Les preuves que le tissu adipeux joue un rôle important dans l’aggravation de la maladie COVID-19 augmentent au fur et à mesure que des études sont menées. Selon les scientifiques, les cellules adipeuses, également appelées adipocytes, agissent comme un « réservoir » pour le nouveau coronavirus, le SARS-CoV-2.
Le résultat ? Les personnes ayant de grandes quantités de tissu adipeux, les personnes obèses ou en surpoids courent le risque d’avoir une charge virale plus élevée que les personnes de poids normal.
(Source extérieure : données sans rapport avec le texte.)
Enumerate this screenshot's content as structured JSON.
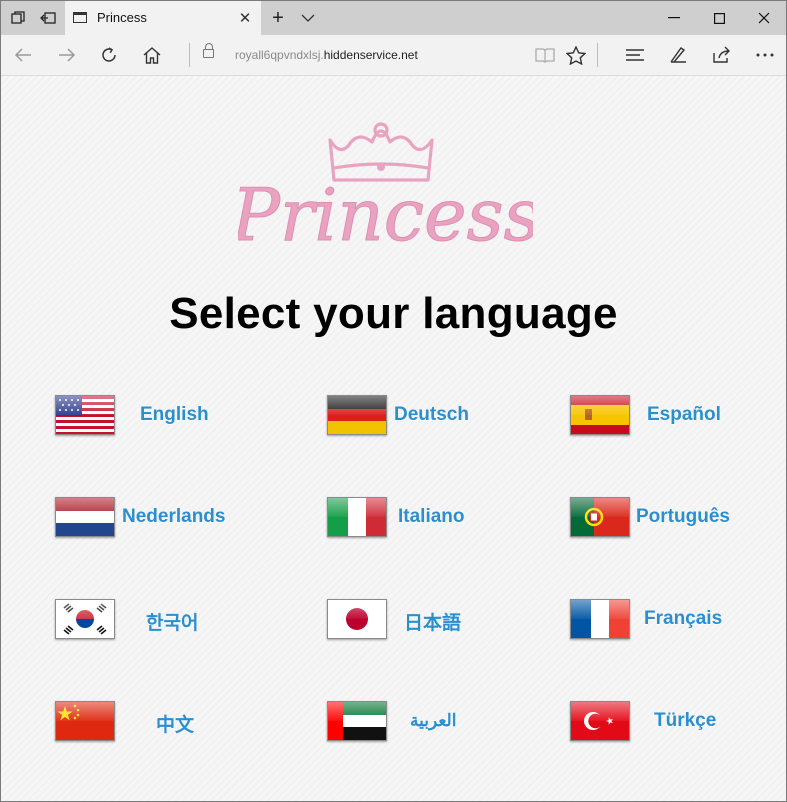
{
  "browser": {
    "tab": {
      "title": "Princess"
    },
    "address": {
      "url_prefix": "royall6qpvndxlsj.",
      "url_host": "hiddenservice.net"
    }
  },
  "page": {
    "logo_text": "Princess",
    "heading": "Select your language",
    "languages": [
      {
        "label": "English",
        "flag": "us-flag-icon"
      },
      {
        "label": "Deutsch",
        "flag": "germany-flag-icon"
      },
      {
        "label": "Español",
        "flag": "spain-flag-icon"
      },
      {
        "label": "Nederlands",
        "flag": "netherlands-flag-icon"
      },
      {
        "label": "Italiano",
        "flag": "italy-flag-icon"
      },
      {
        "label": "Português",
        "flag": "portugal-flag-icon"
      },
      {
        "label": "한국어",
        "flag": "south-korea-flag-icon"
      },
      {
        "label": "日本語",
        "flag": "japan-flag-icon"
      },
      {
        "label": "Français",
        "flag": "france-flag-icon"
      },
      {
        "label": "中文",
        "flag": "china-flag-icon"
      },
      {
        "label": "العربية",
        "flag": "uae-flag-icon"
      },
      {
        "label": "Türkçe",
        "flag": "turkey-flag-icon"
      }
    ],
    "colors": {
      "link": "#2a8fce",
      "logo_pink": "#e9a3c1"
    }
  }
}
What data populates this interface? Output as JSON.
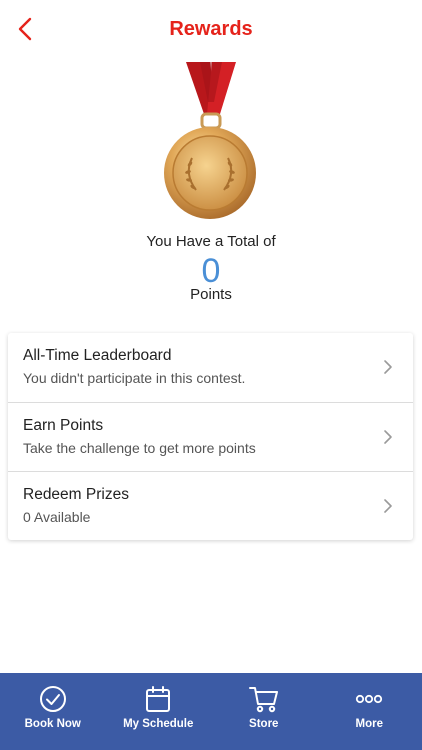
{
  "header": {
    "title": "Rewards"
  },
  "summary": {
    "total_label": "You Have a Total of",
    "points": "0",
    "points_label": "Points"
  },
  "menu": [
    {
      "title": "All-Time Leaderboard",
      "subtitle": "You didn't participate in this contest."
    },
    {
      "title": "Earn Points",
      "subtitle": "Take the challenge to get more points"
    },
    {
      "title": "Redeem Prizes",
      "subtitle": "0 Available"
    }
  ],
  "tabs": [
    {
      "label": "Book Now",
      "icon": "check-circle-icon"
    },
    {
      "label": "My Schedule",
      "icon": "calendar-icon"
    },
    {
      "label": "Store",
      "icon": "cart-icon"
    },
    {
      "label": "More",
      "icon": "more-dots-icon"
    }
  ],
  "colors": {
    "accent": "#e5231b",
    "points": "#4a8fd6",
    "tabbar": "#3c5ba5"
  }
}
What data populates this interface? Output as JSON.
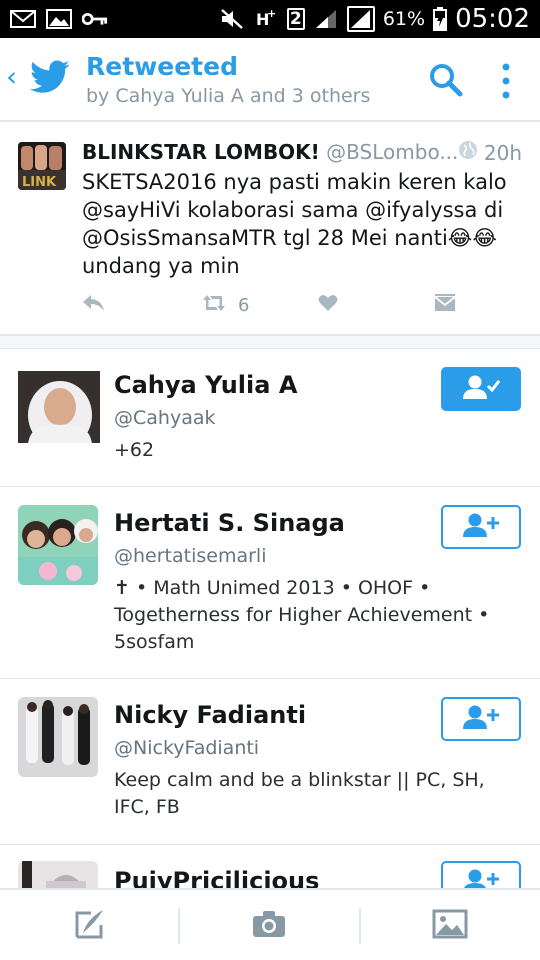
{
  "status_bar": {
    "network_label": "2",
    "battery": "61%",
    "time": "05:02",
    "icons": [
      "mail-icon",
      "gallery-icon",
      "key-icon",
      "mute-icon",
      "hplus-icon",
      "signal-icon",
      "signal-icon",
      "battery-icon"
    ]
  },
  "header": {
    "title": "Retweeted",
    "subtitle": "by Cahya Yulia A and 3 others",
    "accent_color": "#2b9de8"
  },
  "tweet": {
    "name": "BLINKSTAR LOMBOK!",
    "handle": "@BSLombo...",
    "time": "20h",
    "text": "SKETSA2016 nya pasti makin keren kalo @sayHiVi kolaborasi sama @ifyalyssa di @OsisSmansaMTR tgl 28 Mei nanti😂😂 undang ya min",
    "retweet_count": "6"
  },
  "users": [
    {
      "name": "Cahya Yulia A",
      "handle": "@Cahyaak",
      "bio": "+62",
      "following": true
    },
    {
      "name": "Hertati S. Sinaga",
      "handle": "@hertatisemarli",
      "bio": "✝ • Math Unimed 2013 • OHOF • Togetherness for Higher Achievement • 5sosfam",
      "following": false
    },
    {
      "name": "Nicky Fadianti",
      "handle": "@NickyFadianti",
      "bio": "Keep calm and be a blinkstar || PC, SH, IFC, FB",
      "following": false
    },
    {
      "name": "PujyPricilicious",
      "handle": "",
      "bio": "",
      "following": false
    }
  ],
  "bottom_bar": {
    "items": [
      "compose-icon",
      "camera-icon",
      "image-icon"
    ]
  }
}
En outre, les chercheurs eux-mêmes ont un soupçon : lorsque l’organisme est infecté par le virus du SRAS-CoV-2, les mêmes cellules adipeuses ont tendance à libérer dans le sang des substances particulières qui augmentent la réaction inflammatoire de l’organisme lui-même contre le virus, une chose fondamentalement non positive car elle peut conduire à ce qu’on appelle la « tempête de cytokines ».
Les chercheurs de la faculté de médecine de l’université de Sao Paulo (FM-USP), au Brésil, mènent des recherches sur la relation entre les cellules adipeuses et le niveau de gravité de COVID-19.

Les chercheurs ont analysé des échantillons de tissu adipeux prélevés sur des personnes atteintes de COVID-19 décédées ou sur des personnes ayant eu besoin d’une intervention chirurgicale et qui, à leur tour, ont été infectées par le nouveau coronavirus.
Les résultats préliminaires de ces analyses montrent que le virus peut pénétrer les mêmes cellules adipeuses, notamment parce qu’elles sont très bien équipées du récepteur ACE-2, qui est ce que le virus utilise pour pénétrer dans les cellules.

Comme l’explique Marilia Cerqueira Leite Seelaender, professeur du département de chirurgie clinique et l’un des auteurs de l’étude, les adipocytes viscéraux, c’est-à-dire les cellules adipeuses situées dans les profondeurs de l’abdomen ou autour des organes internes, contiennent une quantité d’ECA2 plus importante que les cellules du tissu adipeux sous-cutané. Il s’ensuit, comme l’expliquent les chercheurs, que « l’obésité viscérale tend à être encore plus nocive en ce qui concerne le COVID-19 ».

Selon Seelaender elle-même, l’hypothèse principale est que lorsqu’une personne devient grosse, le tissu graisseux qui se forme dans son corps devient hypoxique. C’est une situation où le corps a tendance à avoir moins d’oxygène disponible : « L’hypoxie est en soi une cause d’inflammation, donc l’une des choses que nous voulons étudier est de savoir si COVID-19 provoque une hypoxie dans les adipocytes », révèle le chercheur.
Les résultats de cette première étude ont été publiés dans Advances in Nutrition, tandis qu’un communiqué de presse plus détaillé décrivant ces mêmes résultats a été publié sur le site web de l’université de São Paulo elle-même (premier lien ci-dessous).